Nesses casos, a audiência de conciliação ambiental se mostrava pertinente para que o Estado não perdesse meses, ou anos, com o trâmite do processo administrativo em face da pessoa errada. Durante todo esse período, o autuado sofre com a angústia da imputação de infração administrativa (e muitas vezes até mesmo criminal) e, de outro lado, o meio ambiente não é recomposto.

Outro exemplo é o caso do autuado que, de fato, por diversos motivos, cometeu uma infração ambiental e se arrependeu.

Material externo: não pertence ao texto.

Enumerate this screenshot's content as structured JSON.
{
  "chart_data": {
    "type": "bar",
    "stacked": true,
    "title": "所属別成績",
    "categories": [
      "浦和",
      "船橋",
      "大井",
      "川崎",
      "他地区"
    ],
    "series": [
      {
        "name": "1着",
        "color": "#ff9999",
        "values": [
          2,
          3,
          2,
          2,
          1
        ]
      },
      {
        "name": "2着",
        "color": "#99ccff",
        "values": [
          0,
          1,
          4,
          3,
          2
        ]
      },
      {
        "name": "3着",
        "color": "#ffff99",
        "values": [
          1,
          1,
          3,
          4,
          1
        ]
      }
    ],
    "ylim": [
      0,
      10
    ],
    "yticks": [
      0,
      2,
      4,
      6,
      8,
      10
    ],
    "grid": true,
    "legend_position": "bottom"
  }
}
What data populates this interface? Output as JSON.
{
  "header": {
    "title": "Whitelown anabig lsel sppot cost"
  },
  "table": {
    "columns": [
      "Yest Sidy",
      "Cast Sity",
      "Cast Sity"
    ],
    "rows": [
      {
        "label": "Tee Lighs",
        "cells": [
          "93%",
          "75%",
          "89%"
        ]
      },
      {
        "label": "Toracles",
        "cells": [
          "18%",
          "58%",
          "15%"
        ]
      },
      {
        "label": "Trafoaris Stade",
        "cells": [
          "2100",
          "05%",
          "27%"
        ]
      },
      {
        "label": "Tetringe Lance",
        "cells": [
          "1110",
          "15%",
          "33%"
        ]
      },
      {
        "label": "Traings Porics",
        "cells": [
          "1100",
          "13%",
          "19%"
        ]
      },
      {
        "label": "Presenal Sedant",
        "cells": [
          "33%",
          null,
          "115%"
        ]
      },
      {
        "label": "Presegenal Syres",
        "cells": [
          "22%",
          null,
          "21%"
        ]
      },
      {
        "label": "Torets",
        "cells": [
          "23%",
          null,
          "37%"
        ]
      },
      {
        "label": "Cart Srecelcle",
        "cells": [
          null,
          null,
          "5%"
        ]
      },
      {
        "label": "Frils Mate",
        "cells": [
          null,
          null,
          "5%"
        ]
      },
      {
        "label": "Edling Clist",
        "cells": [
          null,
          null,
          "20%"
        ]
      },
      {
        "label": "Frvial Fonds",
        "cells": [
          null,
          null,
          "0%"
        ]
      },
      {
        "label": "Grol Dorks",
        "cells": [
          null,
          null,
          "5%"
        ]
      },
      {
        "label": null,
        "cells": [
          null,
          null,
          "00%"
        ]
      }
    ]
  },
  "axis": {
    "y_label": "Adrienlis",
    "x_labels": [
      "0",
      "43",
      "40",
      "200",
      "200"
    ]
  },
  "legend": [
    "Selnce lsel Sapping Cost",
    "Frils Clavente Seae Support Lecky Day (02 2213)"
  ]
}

Com a audiência de conciliação era possível viabilizar um meio que, sem comprometer suas condições de trabalho e seu mínimo existencial, possibilitasse o imediato início de recuperação da área, com negociação acerca da forma de pagamento da multa. Não mais havendo essa possibilidade, a única medida para resolver consensualmente seria acolher as imposições do órgão de fiscalização, que muitas das vezes são impossíveis de cumprimento imediato. Com isso, o autuado vai querer continuar discutindo a multa na via administrativa e, a depender dos fundamentos, na via judicial. Durante todo esse período, não se terá a responsabilização pelo dano ambiental e, por consequência, o início de sua recuperação.

Não se atentando para essa questão, o novo chefe do Poder Executivo Federal, e sua ministra do Meio Ambiente, em 1º de janeiro de 2023, antes mesmo de tomaram posse, já publicaram o Decreto n11.373/2023, promovendo diversas alterações no Decreto 6.514/08. Entre elas, colocando fim à possibilidade de utilização da conciliação como instrumento de autocomposição ambiental.

Agora, não mais será possível o autuado sentar conjuntamente com o órgão autuante e, em condições de igualdade, como apontado anteriormente, discutir os fatos objetos do auto de infração, visando obter a forma que melhor resolva o problema ambiental, reconstituindo a área e levando em consideração as peculiaridades de cada caso. A partir da vigência do referido decreto, a única forma de autocomposição será pela submissão às imposições do órgão autuante, que pode ocorrer de maneira abstrata, sem levar em consideração a culpabilidade do autuado e as peculiaridades do caso concreto.

O processo administrativo tende a se estender, período durante o qual a área não estará em recuperação imediata. Visando um combate rígido à degradação ambiental, a medida acaba por causar impacto reverso, culminando na prevalência de interesses econômicos do Estado (cobrança e execução da multa) sobre o bem jurídico protegido, que é o meio ambiente ecologicamente equilibrado, em evidente retrocesso ambiental.

João Augusto Pinto Lima é advogado especialista em Direito Processual Civil pela Universidade Estadual de Ponta Grosa (UEPG). Atua como advogado no Araúz Advogados.